Sabtu, 27 April 2019 09:47

Pakai Parfum Berlebihan Bisa Jadi Tanda Depresi

Ibnu Kasir Amahoru
Konten Redaksi Rakyatku.Com
Ilustrasi.
Ilustrasi.

Untuk aktivitas sehari-hari, parfum atau jenis wewangian lainnya diandalkan untuk menambah keharuman tubuh. 

RAKYATKU.COM - Untuk aktivitas sehari-hari, parfum atau jenis wewangian lainnya diandalkan untuk menambah keharuman tubuh. 

Namun, jika pemakaian parfum tersebut berlebihan, siapa sangka di balik semerbaknya terdapat tanda perasaan tertekan atau depresi di sana.

Faktanya, parfum tak hanya digunakan sebagai pengharum tubuh, tetapi mungkin juga aroma identitas pemakainya, baik pria maupun wanita. 

Nah, menurut sebuah penelitian, orang yang menyemprotkan parfum di tubuhnya terlalu berlebihan, ada kemungkinan ia tak sadar bahwa dirinya tengah dilanda depresi.

Kaitan antara pemakaian parfum dan depresi

Pertama-tama, ketahuilah bahwa depresi merupakan suatu gangguan mental yang sering disepelekan. Padahal, jika tidak ditangani dengan tepat, depresi bisa berujung pada menyakiti diri, hingga percobaan bunuh diri. 

Cara paling efektif untuk mengatasi depresi adalah diagnosis tahap awal, sehingga penderita bisa mendapat terapi yang tepat agar tak berujung pada bunuh diri.

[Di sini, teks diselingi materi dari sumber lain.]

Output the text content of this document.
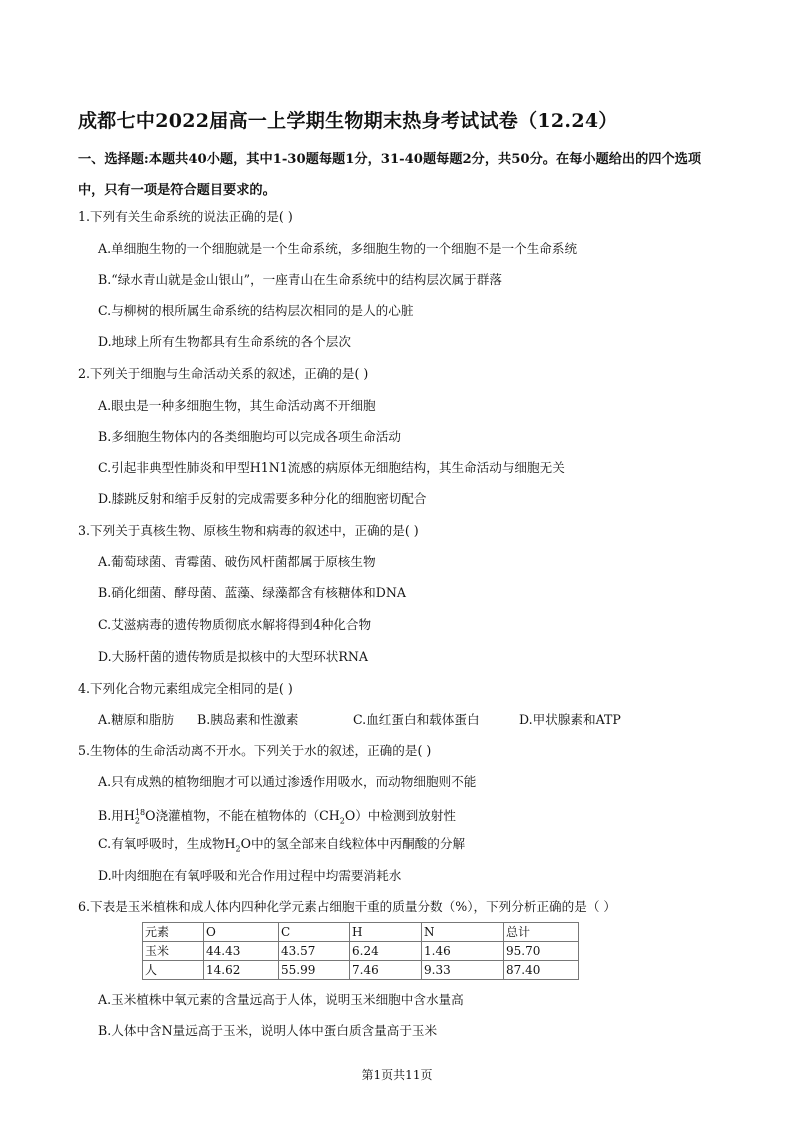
成都七中2022届高一上学期生物期末热身考试试卷（12.24）
一、选择题:本题共40小题，其中1-30题每题1分，31-40题每题2分，共50分。在每小题给出的四个选项中，只有一项是符合题目要求的。
1.下列有关生命系统的说法正确的是( )
A.单细胞生物的一个细胞就是一个生命系统，多细胞生物的一个细胞不是一个生命系统
B.“绿水青山就是金山银山”，一座青山在生命系统中的结构层次属于群落
C.与柳树的根所属生命系统的结构层次相同的是人的心脏
D.地球上所有生物都具有生命系统的各个层次
2.下列关于细胞与生命活动关系的叙述，正确的是( )
A.眼虫是一种多细胞生物，其生命活动离不开细胞
B.多细胞生物体内的各类细胞均可以完成各项生命活动
C.引起非典型性肺炎和甲型H1N1流感的病原体无细胞结构，其生命活动与细胞无关
D.膝跳反射和缩手反射的完成需要多种分化的细胞密切配合
3.下列关于真核生物、原核生物和病毒的叙述中，正确的是( )
A.葡萄球菌、青霉菌、破伤风杆菌都属于原核生物
B.硝化细菌、酵母菌、蓝藻、绿藻都含有核糖体和DNA
C.艾滋病毒的遗传物质彻底水解将得到4种化合物
D.大肠杆菌的遗传物质是拟核中的大型环状RNA
4.下列化合物元素组成完全相同的是( )
A.糖原和脂肪 B.胰岛素和性激素	C.血红蛋白和载体蛋白	D.甲状腺素和ATP
5.生物体的生命活动离不开水。下列关于水的叙述，正确的是( )
A.只有成熟的植物细胞才可以通过渗透作用吸水，而动物细胞则不能
B.用$H_2^{18}O$浇灌植物，不能在植物体的$(CH_2O)$中检测到放射性
C.有氧呼吸时，生成物$H_2O$中的氢全部来自线粒体中丙酮酸的分解
D.叶肉细胞在有氧呼吸和光合作用过程中均需要消耗水
6.下表是玉米植株和成人体内四种化学元素占细胞干重的质量分数（%），下列分析正确的是（ ）
元素	O	C	H	N	总计
玉米	44.43	43.57	6.24	1.46	95.70
人	14.62	55.99	7.46	9.33	87.40
A.玉米植株中氧元素的含量远高于人体，说明玉米细胞中含水量高
B.人体中含N量远高于玉米，说明人体中蛋白质含量高于玉米
第1页共11页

Sebuah penelitian yang dilakukan di Universitas Tel Aviv, Israel, menunjukkan adanya hubungan antara depresi dan kelenjar penciuman. 

Penelitian yang diterbitkan di jurnal “Arthritis and Rheumatism” ini memperlihatkan penurunan fungsi indra pencium pada wanita, sehingga membuat mereka menyemprotkan parfum lebih banyak.

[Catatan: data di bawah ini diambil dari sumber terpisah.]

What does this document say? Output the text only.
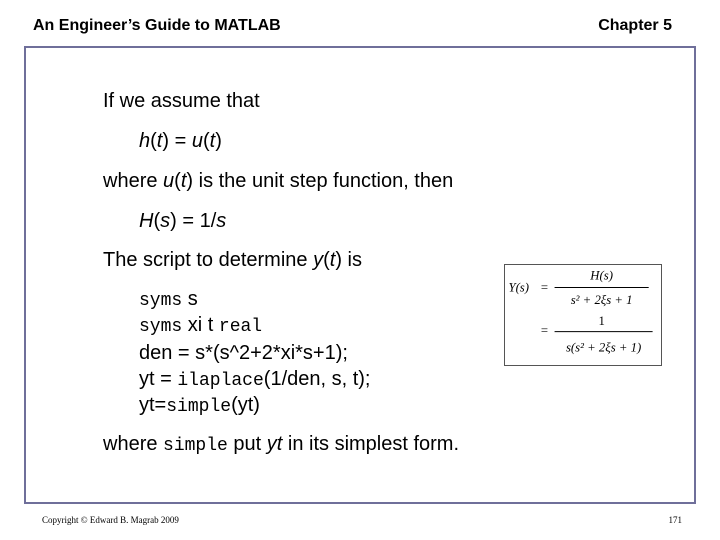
An Engineer’s Guide to MATLAB	Chapter 5
If we assume that
h(t) = u(t)
where u(t) is the unit step function, then
H(s) = 1/s
The script to determine y(t) is
syms s
syms xi t real
den = s*(s^2+2*xi*s+1);
yt = ilaplace(1/den, s, t);
yt=simple(yt)
where simple put yt in its simplest form.
Y(s) =
H(s)
s² + 2ξs + 1
=
1
s(s² + 2ξs + 1)
Copyright © Edward B. Magrab 2009	171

Wanita yang depresi juga mengalami penurunan berat badan. Ketika indra pencium mengalami penurunan fungsi, mereka juga akan mengalami penurunan nafsu makan.

Depresi juga dipercaya memiliki akar biologis dan mungkin merupakan respons sistem kekebalan tubuh akan isyarat fisiologi tertentu. 

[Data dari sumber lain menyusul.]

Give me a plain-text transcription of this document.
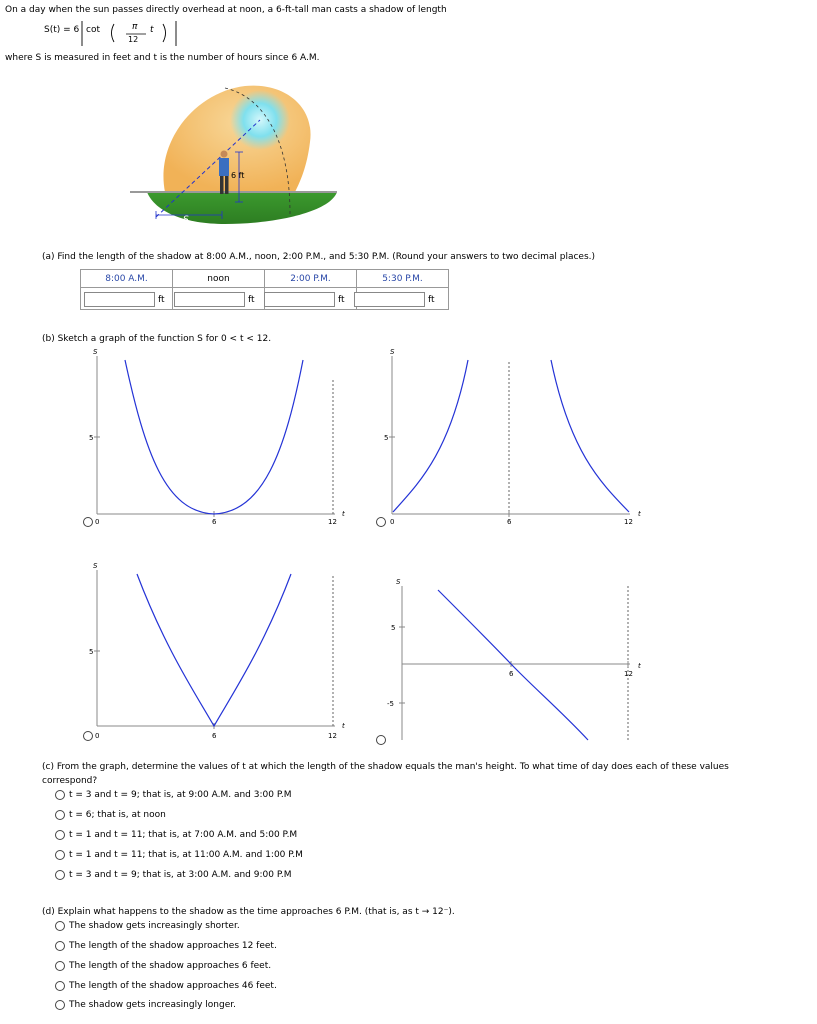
On a day when the sun passes directly overhead at noon, a 6-ft-tall man casts a shadow of length
S(t) = 6 cot	π
12
t
where S is measured in feet and t is the number of hours since 6 A.M.
6 ft
S
(a) Find the length of the shadow at 8:00 A.M., noon, 2:00 P.M., and 5:30 P.M. (Round your answers to two decimal places.)
8:00 A.M.	noon	2:00 P.M.	5:30 P.M.

ft	ft	ft	ft
(b) Sketch a graph of the function S for 0 < t < 12.
S
5
0	6	12
t
S
5
0	6	12
t
S
5
0	6	12
t
S
5
-5
6	12
t
(c) From the graph, determine the values of t at which the length of the shadow equals the man's height. To what time of day does each of these values
correspond?
t = 3 and t = 9; that is, at 9:00 A.M. and 3:00 P.M
t = 6; that is, at noon
t = 1 and t = 11; that is, at 7:00 A.M. and 5:00 P.M
t = 1 and t = 11; that is, at 11:00 A.M. and 1:00 P.M
t = 3 and t = 9; that is, at 3:00 A.M. and 9:00 P.M
(d) Explain what happens to the shadow as the time approaches 6 P.M. (that is, as t → 12⁻).
The shadow gets increasingly shorter.
The length of the shadow approaches 12 feet.
The length of the shadow approaches 6 feet.
The length of the shadow approaches 46 feet.
The shadow gets increasingly longer.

Banyak pasien dengan penyakit autoimun seperti lupus juga mengalami depresi. Depresi di sini bukan hanya karena perasaan emosional akibat memiliki penyakit, tetapi juga disebabkan oleh penyebab biologis.

Depresi bisa berakar dari kondisi biologis

Pada penderita penyakit autoimun seperti lupus, artritis, dan reumatik, terdapat sebuah partikel yang disebut sebagai autoantibodi yang menyerang sistem kekebalan tubuh. 

Partikel tersebut muncul pada tubuh sebagai reaksi yang menyimpang pada penyakit autoimun. Ketika partikel autoantibodi dihasilkan, indra pencium akan melemah dan dapat menyebabkan depresi.

Dilansir Klikdokter, Penderita depresi memberikan respons yang baik terhadap aromaterapi. Aroma tertentu akan membantu mereka mengatasi efek faktor biologis. Hal ini menunjukkan bahwa depresi mungkin memiliki penyebab biologis.

Penggunaan aromaterapi untuk mengobati penyakit organik sudah digunakan sejak zaman Mesir dahulu. Tes bau atau smell test dapat dilakukan oleh dokter untuk mendiagnosis depresi ataupun penyakit autoimun.

Penelitian lain mempertanyakan apakah depresi adalah hasil dari berkurangnya kemampuan indra penciuman, bukan sebaliknya. Ini karena depresi ini juga terkait dengan penurunan berat badan akibat hilangnya nafsu makan.

Para ilmuwan juga menggunakan elektroda untuk memastikan bahwa otak seseorang yang depresi memang menurun responsnya terhadap bau. Mereka juga menggunakan aroma dengan konsentrasi lebih kuat untuk mengetes penderita depresi.